Reporting in today's edition of the journal Transplantation, lead author Dani Zander, M.D., of The University of Texas Medical School at Houston, and colleagues at the University of Florida College of Medicine found that less than 1 percent of a certain type of reparative lung stem cell originated in the bone marrow of the transplant recipient.
"It's possible in the future that circulating stem cells could be augmented to play a greater role in lung repair ?and people are looking at ways to do that. We found that the bulk of stem cell contribution to the repair process belongs to those stem cells normally found in the lungs rather than to circulating stem cells," said Zander, who is professor and vice chair of pathology and laboratory medicine.
Stem cells are produced during adulthood in the bone marrow, where some remain while others circulate in the blood stream. Their main function is to produce all of the elements of blood. Some studies show that circulating stem cells are capable of diffentiating into other types of tissue, including lung tissue, Zander said, and this study provides evidence of differentiation.

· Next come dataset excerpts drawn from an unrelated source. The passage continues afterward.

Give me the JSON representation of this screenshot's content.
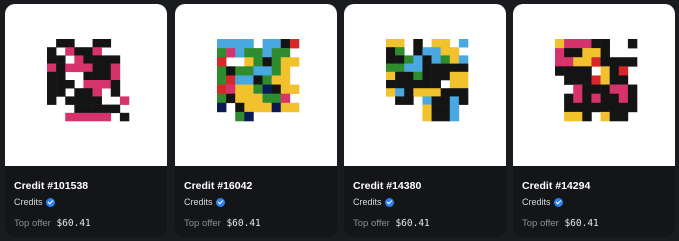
{
  "palette": {
    "w": "#ffffff",
    "k": "#141414",
    "p": "#d6336c",
    "g": "#2e8b2e",
    "b": "#4aa8e0",
    "y": "#f2c12e",
    "r": "#d62828",
    "n": "#0b1a55"
  },
  "cards": [
    {
      "title": "Credit #101538",
      "collection": "Credits",
      "offer_label": "Top offer",
      "offer_price": "$60.41",
      "art_rows": [
        "wkkwwkkww",
        "kwpkkpwww",
        "kkwpkkkkw",
        "pkpppkkpw",
        "kkwwkkkpw",
        "kkkwpppkw",
        "kkwkkpwkw",
        "kwkkkkwwp",
        "wwwkkkkkw",
        "wwpppppwk"
      ]
    },
    {
      "title": "Credit #16042",
      "collection": "Credits",
      "offer_label": "Top offer",
      "offer_price": "$60.41",
      "art_rows": [
        "bbbbwbbkr",
        "gpbggbggw",
        "rwwygkgyy",
        "gkggbbgyw",
        "grbbkgyyw",
        "rpyygnkyy",
        "gkyyyggpw",
        "nwkyyynyy",
        "wwgnwwwww"
      ]
    },
    {
      "title": "Credit #14380",
      "collection": "Credits",
      "offer_label": "Top offer",
      "offer_price": "$60.41",
      "art_rows": [
        "yywkwyywb",
        "kgwkbbyyw",
        "kkgbkbgyb",
        "ggbbkkkkk",
        "ykkgkkkyy",
        "kkkkkkwyy",
        "ybkyyykkk",
        "wkkwbkkbk",
        "wwwwykkbw",
        "wwwwykkbw"
      ]
    },
    {
      "title": "Credit #14294",
      "collection": "Credits",
      "offer_label": "Top offer",
      "offer_price": "$60.41",
      "art_rows": [
        "ypppkkwwk",
        "pkkyykwww",
        "ppyyrkkkk",
        "kkkkwykrw",
        "wkkkrykkw",
        "wwpkkkppk",
        "wkpkpkkpk",
        "wkkkkkkkk",
        "wyykwykkw"
      ]
    }
  ]
}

Researchers examined lung biopsy specimens from seven male transplant recipients who had received lungs from female donors. They analyzed the origins of type II pneumocytes, a stem cell involved in the complex processes of lung repair, found in the lung tissue. Donor lungs come with their own type II pneumocytes, which in this case have two X chromosomes. Cells produced by the recipient's bone marrow have an X and a Y (male) chromosome.
Lung transplant recipients are vulnerable to pulmonary injury from infections, rejection of the transplanted lung, ischemia, and other factors that damage the alveoli ?tiny holl ow sacs along the airways where the blood takes in oxygen and discards carbon dioxide.
The processes by which alveoli recover from damage are complex and incompletely understood, Zander said. Previous research showed that type II pneumocytes in the lungs are known to play a central role, but the role of the bone marrow-derived version of the cells is less clear.
"The lung has received relatively little investigation in this area," Zander said. "It's a challenging organ to study because the air-tissue interfaces make it difficult to separate different cell types."
Applying advanced research techniques that previously had been used to analyze liver and bone marrow transplant recipients, the team found that nine of 25 lung tissue specimens from five recipients contained small numbers of the male gender version of the type II pneumocytes. The proportion of Y chromosome-containing pneumocytes was less than 1 percent.
They also found a statistically significant relationship between the number of Y chromosome-containing pneumocytes and the incidence of acute cellular rejection in the tissue, suggesting that stem cell repopulation might be stimulated by greater degrees of injury to the lung.
The possibility that the presence of male gender pneumocytes in female lungs might result from an earlier pregnancy with a male fetus cannot be ruled out, Zander said. However, the association between the number of those cells found in the lung tissue with damage from rejection makes that unlikely.
There was no sign of fusion between the bone marrow-derived cells and the donor pneumocytes, said Zander, who holds the Harvey S. Rosenberg, M.D., Chair in Pathology and Laboratory Medicine at the medical school and serves on the Council of the American Society of Investigative Pathology, a prestigious organization focused upon investigating mechanisms of disease. She also was awarded the Young Clinical Scientist Award this year by the Associati on of Clinical Scientists.
Study co-authors are Maher Baz and Christopher Cogle both of the Department of Medicine; Gary Visner of the Department of Pediatrics and senior author James Crawford, of the Department of Pathology, all at the University of Florida College of Medicine in Gainesville, Fla., and Neil Theise of the Department of Pathology at Beth Israel Medical Center in New York.